Charles Pasqua a été ministre de l’Intérieur : peut-on le considérer comme un digne successeur de Georges Clemenceau ?

Il s’est en tout cas inscrit dans les pas de son prédécesseur en marquant de manière très forte la place Beauvau. J’en veux pour preuve le souci de nombre de ses prédécesseurs de s’inscrire, à leur tour, dans ses pas.

On associe souvent la carrière politique de Charles Pasqua à ses « zones d’ombre » : Comment interprétez-vous cet aspect de son parcours, et quel impact cela a-t-il eu sur sa réputation et son héritage politique ?

Il aurait été difficile de faire une biographie de Charles Pasqua sans parler de ses « affaires », tant il a passé de temps devant les tribunaux dans la dernière décennie de sa vie. Elles sont complexes, souvent entremêlées, mais lui-même n’a été condamné que deux fois, ce qui mérite d’être rappelé, car il y a un écran de fumée autour de cette facette du personnage. On peine à y démêler le vrai du faux. J’essaye de revenir dans le détail sur chacune d’entre elles, pour en expliquer les protagonistes, la raison de son implication et le jugement, bien entendu. Le personnage est en tout cas très marqué par cette atmosphère. Cela participe à sa légende noire.

Le mot de la fin ?

Que vous aimiez ou non Charles Pasqua, lisez cette biographie ni comme une hagiographie, ni comme un procès mais comme une chance d’embrasser le personnage dans son entièreté. Du résistant de Grasse au commercial de chez Ricard, du député farouchement gaulliste au sénateur des Hauts-de-Seine, du ministre de l’Intérieur, déterminé à terroriser les terroristes, au Balladurien lors de la campagne de 1995, enfin du souverainiste fougueux, en 1999, lancé dans un combat commun avec Philippe de Villiers, au vieil homme pris dans la nasse des affaires. En quelques mots, plongez dans l’ombre de la République.
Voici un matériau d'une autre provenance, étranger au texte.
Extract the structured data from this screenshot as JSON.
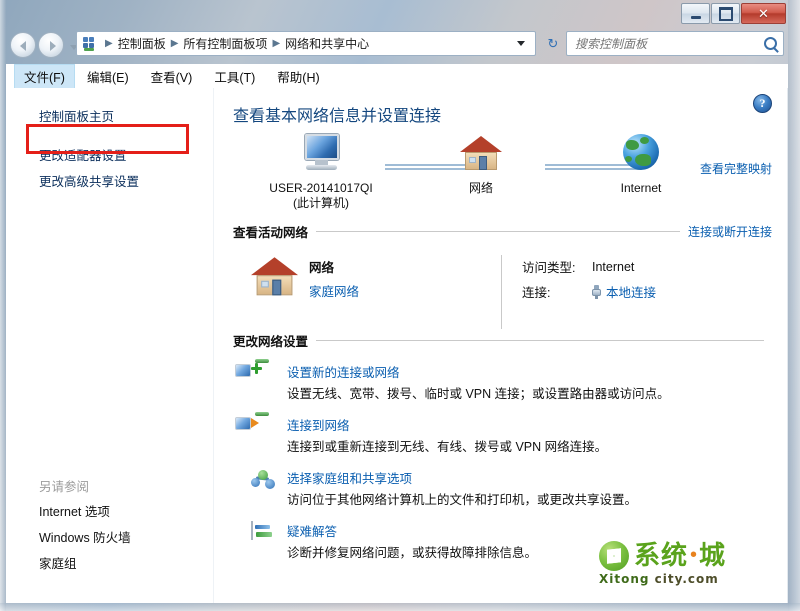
{
  "window": {
    "controls": {
      "minimize": "",
      "maximize": "",
      "close": "✕"
    }
  },
  "nav": {
    "back_tooltip": "",
    "forward_tooltip": "",
    "breadcrumb": [
      "控制面板",
      "所有控制面板项",
      "网络和共享中心"
    ],
    "separator": "▶",
    "refresh_icon": "↻"
  },
  "search": {
    "placeholder": "搜索控制面板",
    "value": ""
  },
  "menubar": {
    "items": [
      {
        "label": "文件(F)",
        "active": true
      },
      {
        "label": "编辑(E)",
        "active": false
      },
      {
        "label": "查看(V)",
        "active": false
      },
      {
        "label": "工具(T)",
        "active": false
      },
      {
        "label": "帮助(H)",
        "active": false
      }
    ]
  },
  "sidebar": {
    "links": [
      {
        "label": "控制面板主页"
      },
      {
        "label": "更改适配器设置"
      },
      {
        "label": "更改高级共享设置"
      }
    ],
    "see_also_heading": "另请参阅",
    "see_also": [
      {
        "label": "Internet 选项"
      },
      {
        "label": "Windows 防火墙"
      },
      {
        "label": "家庭组"
      }
    ],
    "highlight_color": "#e41f18"
  },
  "main": {
    "help_label": "?",
    "page_title": "查看基本网络信息并设置连接",
    "view_full_map": "查看完整映射",
    "network_map": {
      "computer": {
        "name": "USER-20141017QI",
        "sub": "(此计算机)",
        "icon": "monitor-icon"
      },
      "network": {
        "name": "网络",
        "sub": "",
        "icon": "house-icon"
      },
      "internet": {
        "name": "Internet",
        "sub": "",
        "icon": "globe-icon"
      }
    },
    "active_networks": {
      "heading": "查看活动网络",
      "action": "连接或断开连接",
      "network_name": "网络",
      "network_type": "家庭网络",
      "access_type_label": "访问类型:",
      "access_type_value": "Internet",
      "connection_label": "连接:",
      "connection_value": "本地连接"
    },
    "change_settings": {
      "heading": "更改网络设置",
      "tasks": [
        {
          "icon": "new-connection-icon",
          "link": "设置新的连接或网络",
          "desc": "设置无线、宽带、拨号、临时或 VPN 连接；或设置路由器或访问点。"
        },
        {
          "icon": "connect-network-icon",
          "link": "连接到网络",
          "desc": "连接到或重新连接到无线、有线、拨号或 VPN 网络连接。"
        },
        {
          "icon": "homegroup-icon",
          "link": "选择家庭组和共享选项",
          "desc": "访问位于其他网络计算机上的文件和打印机，或更改共享设置。"
        },
        {
          "icon": "troubleshoot-icon",
          "link": "疑难解答",
          "desc": "诊断并修复网络问题，或获得故障排除信息。"
        }
      ]
    }
  },
  "watermark": {
    "cn": "系统",
    "dot": "•",
    "cn2": "城",
    "en_a": "Xitong",
    "en_b": "city",
    "en_c": ".com"
  }
}
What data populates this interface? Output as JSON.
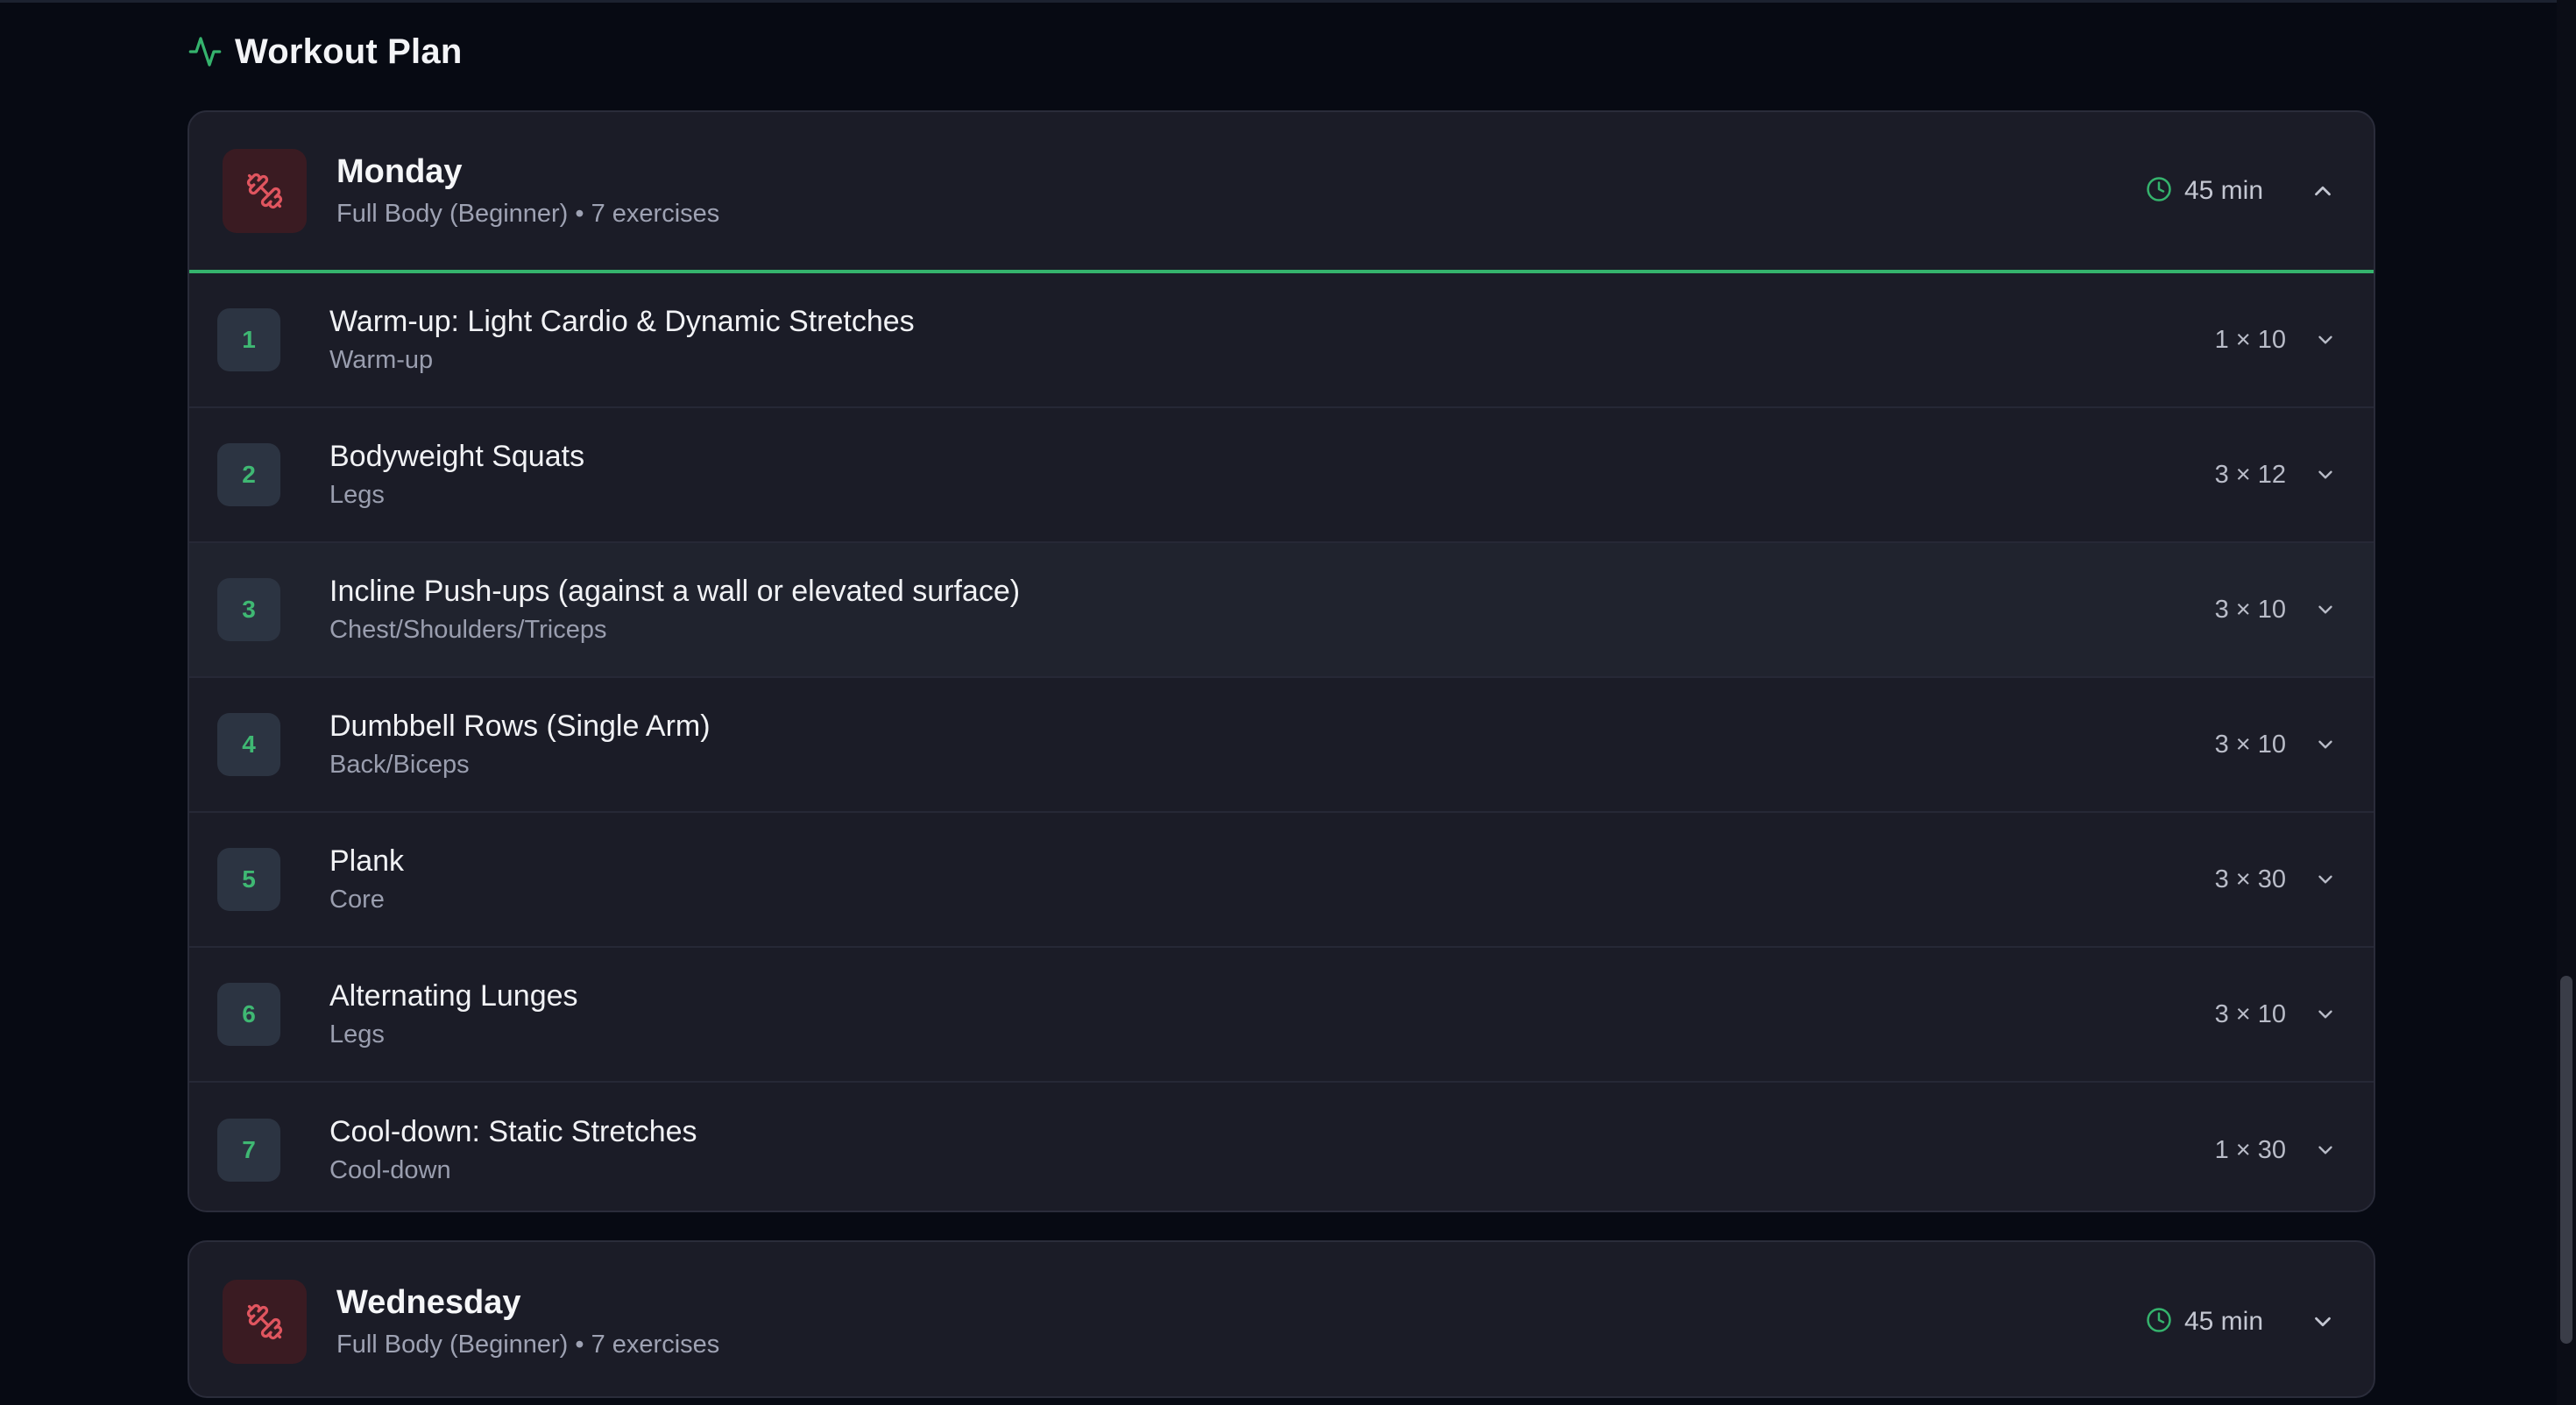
{
  "section": {
    "title": "Workout Plan",
    "icon": "activity-icon",
    "accent_color": "#35b36d"
  },
  "days": [
    {
      "name": "Monday",
      "subtitle": "Full Body (Beginner) • 7 exercises",
      "duration": "45 min",
      "icon": "dumbbell-icon",
      "expanded": true,
      "exercises": [
        {
          "number": "1",
          "name": "Warm-up: Light Cardio & Dynamic Stretches",
          "category": "Warm-up",
          "sets": "1 × 10"
        },
        {
          "number": "2",
          "name": "Bodyweight Squats",
          "category": "Legs",
          "sets": "3 × 12"
        },
        {
          "number": "3",
          "name": "Incline Push-ups (against a wall or elevated surface)",
          "category": "Chest/Shoulders/Triceps",
          "sets": "3 × 10"
        },
        {
          "number": "4",
          "name": "Dumbbell Rows (Single Arm)",
          "category": "Back/Biceps",
          "sets": "3 × 10"
        },
        {
          "number": "5",
          "name": "Plank",
          "category": "Core",
          "sets": "3 × 30"
        },
        {
          "number": "6",
          "name": "Alternating Lunges",
          "category": "Legs",
          "sets": "3 × 10"
        },
        {
          "number": "7",
          "name": "Cool-down: Static Stretches",
          "category": "Cool-down",
          "sets": "1 × 30"
        }
      ]
    },
    {
      "name": "Wednesday",
      "subtitle": "Full Body (Beginner) • 7 exercises",
      "duration": "45 min",
      "icon": "dumbbell-icon",
      "expanded": false
    }
  ]
}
Philippe Séguin, Charles Pasqua et Philippe de Villiers

Je tiens à remercier chaleureusement Monsieur Pierre Manenti pour avoir répondu à mes questions avec autant de bienveillance, ainsi que les éditions Passés composés pour leur collaboration ainsi que Madame Lola Schilder des éditions Passés Composés qui m’a permis de réaliser cette interview

Pour en savoir plus sur Charles Pasqua, je vous invite à découvrir la biographie que lui consacre mon invité. Cet ouvrage, intitulé Charles Pasqua : Dans l’ombre de la République  , est disponible aux éditions Passés Composés depuis le 15 janvier dernier.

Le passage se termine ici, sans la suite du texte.